I’m currently preprocessing a lot of data and I noticed that some of my data files ended up being really really big, which surprised me.
I then realized that when I take a tensor and only select a slice of it, as done in the code below and then save that slice, it does not only save that slice, but actually still saves the entire tensor! Though when I load the tensor it only shows me the expected shape.

The reason why I noticed it was because some of my files ended up being 10GB large, even though they only contain a single integer tensor, with a dimension of 30000 x 326, which should only take up around 78 MB as int64 or around 10MB as int8.

I’m assuming a copy of the part of the tensor can fix this. But is this a known problem or what is the normal workaround for this?

for i, a2mfile in enumerate(a2mfiles):
    t1 = time.time()
    msas = read_a2m_gz_file(a2mfile, AA_LIST=AA_LIST, unk_idx=unk_idx, max_seq_len=max_seq_len, min_seq_len=min_seq_len,
                            verbose=True)
    if msas is None:
        continue
    else:
        seq = msas[-1,:]
        msas = msas[:-1,:].to(dtype=torch.int8)
        n_msa = msas.shape[0]
        seq_len = msas.shape[1]
        print("{:}/{:} MSAs = {:}, sequence length {:}, time taken: {:2.2f}s,ETA: {:2.2f}h".format(i+1,nfiles,n_msa, seq_len, time.time() - t1,(nfiles-(i+1))*(time.time()-t0)/(i+1)/3600))

        if n_msa > max_samples:
            indices = torch.randperm(n_msa)
            msas_s = msas[indices[:max_samples],:]
        else:
            msas_s = msas

        data = {'seq':seq,
                'msas': msas_s,
                'seq_len': seq_len,
                'n_msas_org': n_msa
                }

        filename = Path(Path(a2mfile).stem).stem

        torch.save(data, "{:}{:}.pt".format(folder_out,filename))

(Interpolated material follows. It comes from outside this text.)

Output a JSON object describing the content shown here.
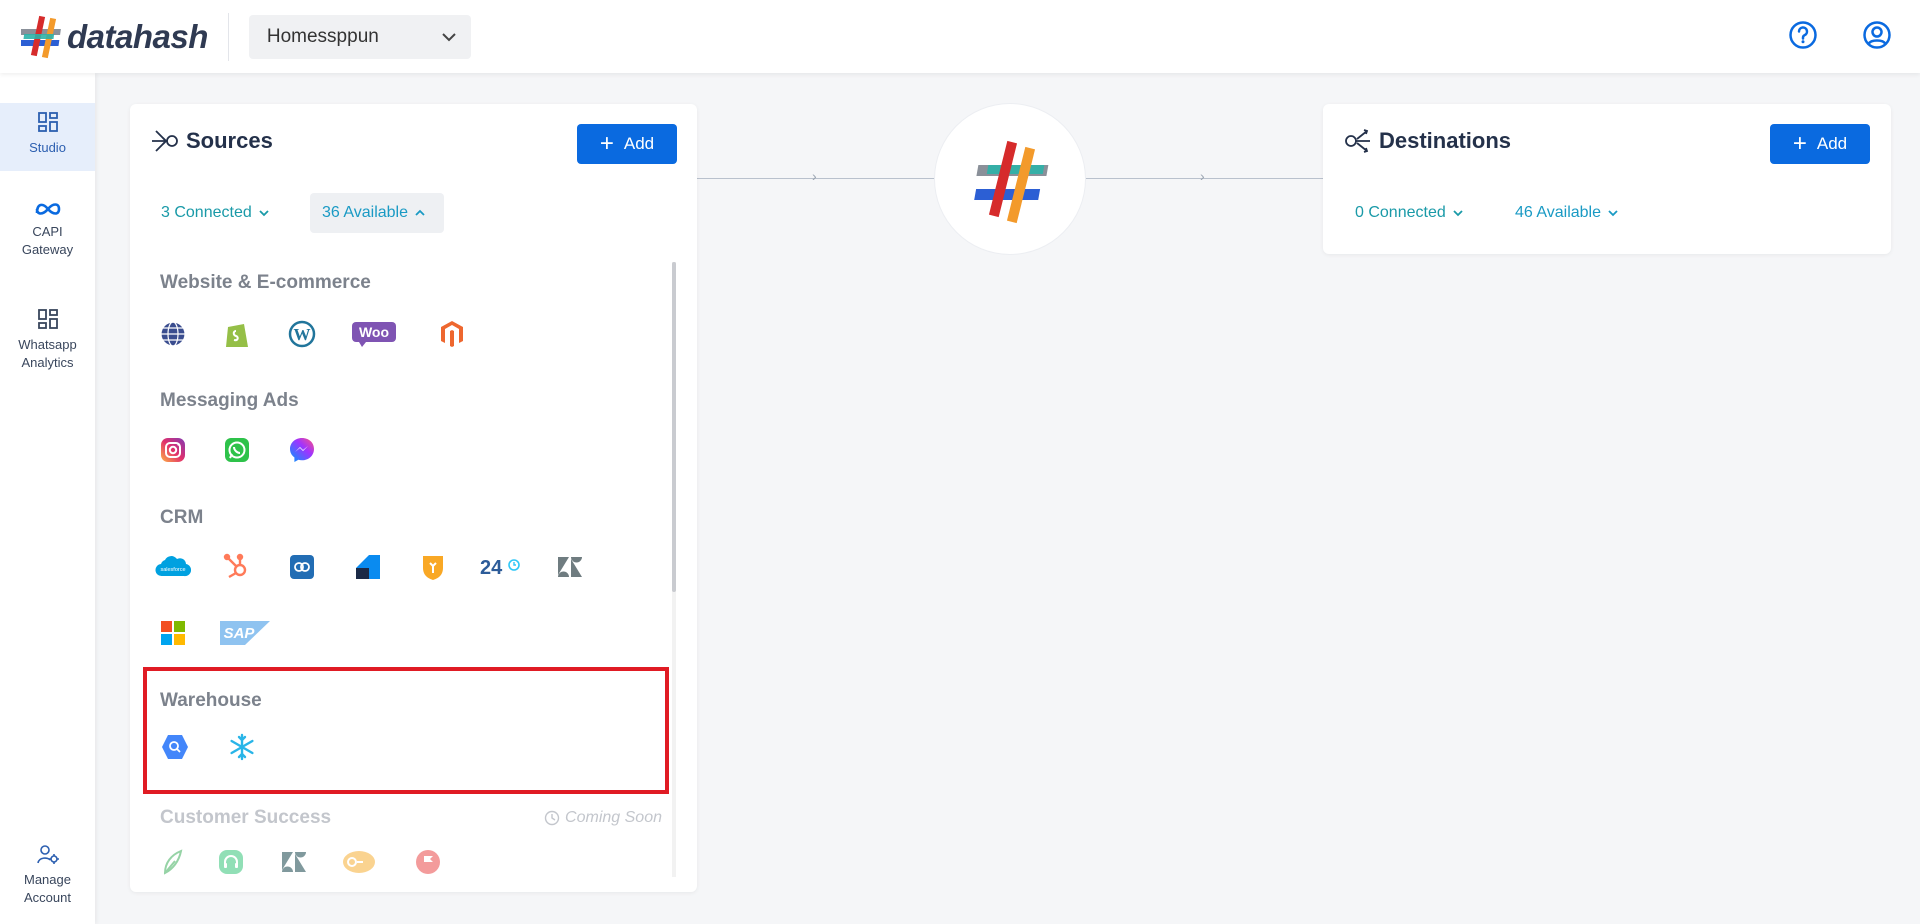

Here is a minimal example showcasing it more clearly:

import torch

n = 1000000
l = 300

data = torch.ones((n,l),dtype=torch.int64)
data_small = data[:30000,:] #.to(dtype=torch.int8)
torch.save(data_small,'test')
data_small2 = torch.ones_like(data_small)
torch.save(data_small2,'test2')

When I run this minimal example, test will have a size of 2.4 GB, while test2 takes 72 MB.

ptrblck · March 5, 2021, 7:12am

Are you able to reproduce this behavior in the latest 1.8.0 release?
If so, could you create an issue on GitHub so that we could track and fix it, please?

tueboesen · March 5, 2021, 10:54pm

Just installed 1.8 now, and yeah the problem still exist there. So I will open an issue on github.